Scorpio has fitted scrubbers to most of its tonnage. Image Credit: Scorpio Tankers
Shipping company Scorpio Tankers has warned investors that it may not make as much money as expected from its scrubber installations after this year's collapse in the spread between high sulfur fuel oil (HSFO) and very low sulfur fuel oil (VLSFO).
"We may not realize all of the anticipated benefits of our investment in exhaust gas cleaning systems," the company said in an earnings report this week.
"The realization of such benefits may be affected by a number of factors, many of which are beyond our control, including but not limited to the pricing differential between high and low sulfur fuel oil, the availability of low sulfur fuel oil in the ports in which we operate and the impact of changes in the laws and regulations regulating the discharge and disposal of wash water."

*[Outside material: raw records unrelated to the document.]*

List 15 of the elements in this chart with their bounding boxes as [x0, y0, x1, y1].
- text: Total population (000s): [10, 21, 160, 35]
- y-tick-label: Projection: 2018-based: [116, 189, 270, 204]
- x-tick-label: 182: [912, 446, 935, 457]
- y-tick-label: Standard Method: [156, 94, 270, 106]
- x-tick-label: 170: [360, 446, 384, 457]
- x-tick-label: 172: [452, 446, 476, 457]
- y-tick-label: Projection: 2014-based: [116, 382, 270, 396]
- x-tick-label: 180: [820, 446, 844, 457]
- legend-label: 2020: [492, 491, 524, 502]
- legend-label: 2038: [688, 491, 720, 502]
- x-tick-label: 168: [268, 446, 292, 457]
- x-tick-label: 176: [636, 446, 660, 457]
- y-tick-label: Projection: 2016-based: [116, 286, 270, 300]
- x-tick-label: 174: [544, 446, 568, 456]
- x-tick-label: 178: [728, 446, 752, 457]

The company had completed 46 scrubber installations by March 27, and has another 52 scheduled over the rest of this year, it said.

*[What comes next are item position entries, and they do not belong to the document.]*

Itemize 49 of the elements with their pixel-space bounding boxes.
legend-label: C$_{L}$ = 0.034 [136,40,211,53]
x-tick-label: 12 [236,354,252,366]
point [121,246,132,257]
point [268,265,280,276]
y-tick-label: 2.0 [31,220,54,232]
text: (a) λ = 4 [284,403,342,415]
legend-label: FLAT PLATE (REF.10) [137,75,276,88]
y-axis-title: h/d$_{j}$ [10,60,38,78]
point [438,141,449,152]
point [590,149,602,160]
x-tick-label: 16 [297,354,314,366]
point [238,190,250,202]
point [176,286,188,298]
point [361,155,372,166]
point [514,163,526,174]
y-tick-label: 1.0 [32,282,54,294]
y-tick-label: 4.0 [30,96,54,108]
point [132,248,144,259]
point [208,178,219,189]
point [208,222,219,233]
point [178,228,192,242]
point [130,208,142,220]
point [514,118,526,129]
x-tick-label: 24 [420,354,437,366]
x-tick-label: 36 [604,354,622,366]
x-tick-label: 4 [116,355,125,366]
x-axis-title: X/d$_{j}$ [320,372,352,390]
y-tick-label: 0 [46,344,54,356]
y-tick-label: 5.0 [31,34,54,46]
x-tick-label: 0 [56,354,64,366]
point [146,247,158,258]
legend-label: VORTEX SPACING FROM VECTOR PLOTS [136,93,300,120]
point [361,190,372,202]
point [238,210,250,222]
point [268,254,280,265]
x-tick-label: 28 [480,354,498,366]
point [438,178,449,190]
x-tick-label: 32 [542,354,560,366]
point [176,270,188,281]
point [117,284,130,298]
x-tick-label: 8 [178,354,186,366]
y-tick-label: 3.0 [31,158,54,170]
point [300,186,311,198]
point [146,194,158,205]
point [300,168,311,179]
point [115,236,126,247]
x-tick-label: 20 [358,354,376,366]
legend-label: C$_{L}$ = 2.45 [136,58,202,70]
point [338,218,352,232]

It has paid about $2.5 million per vessel for the equipment.
The spread between HSFO and VLSFO -- representing the fuel bill savings that scrubbers can deliver -- has narrowed from $298/mt at Rotterdam at the start of the year to $62.50/mt by Thursday.
Even at that spread the company is still likely to recoup its capital expenditure over the operational life of the scrubbers, but the profitability of the installations would be severely impaired.
Having announced in 2018 one of the industry's most notable commitment's to scrubbers, the company previously assessed that a high / low sulfur spread of $200/mt to $250/mt would allow its tankers to save between $908,400 and $1,526,175 per year, leading to fleet-wide annual savings of over $100 million.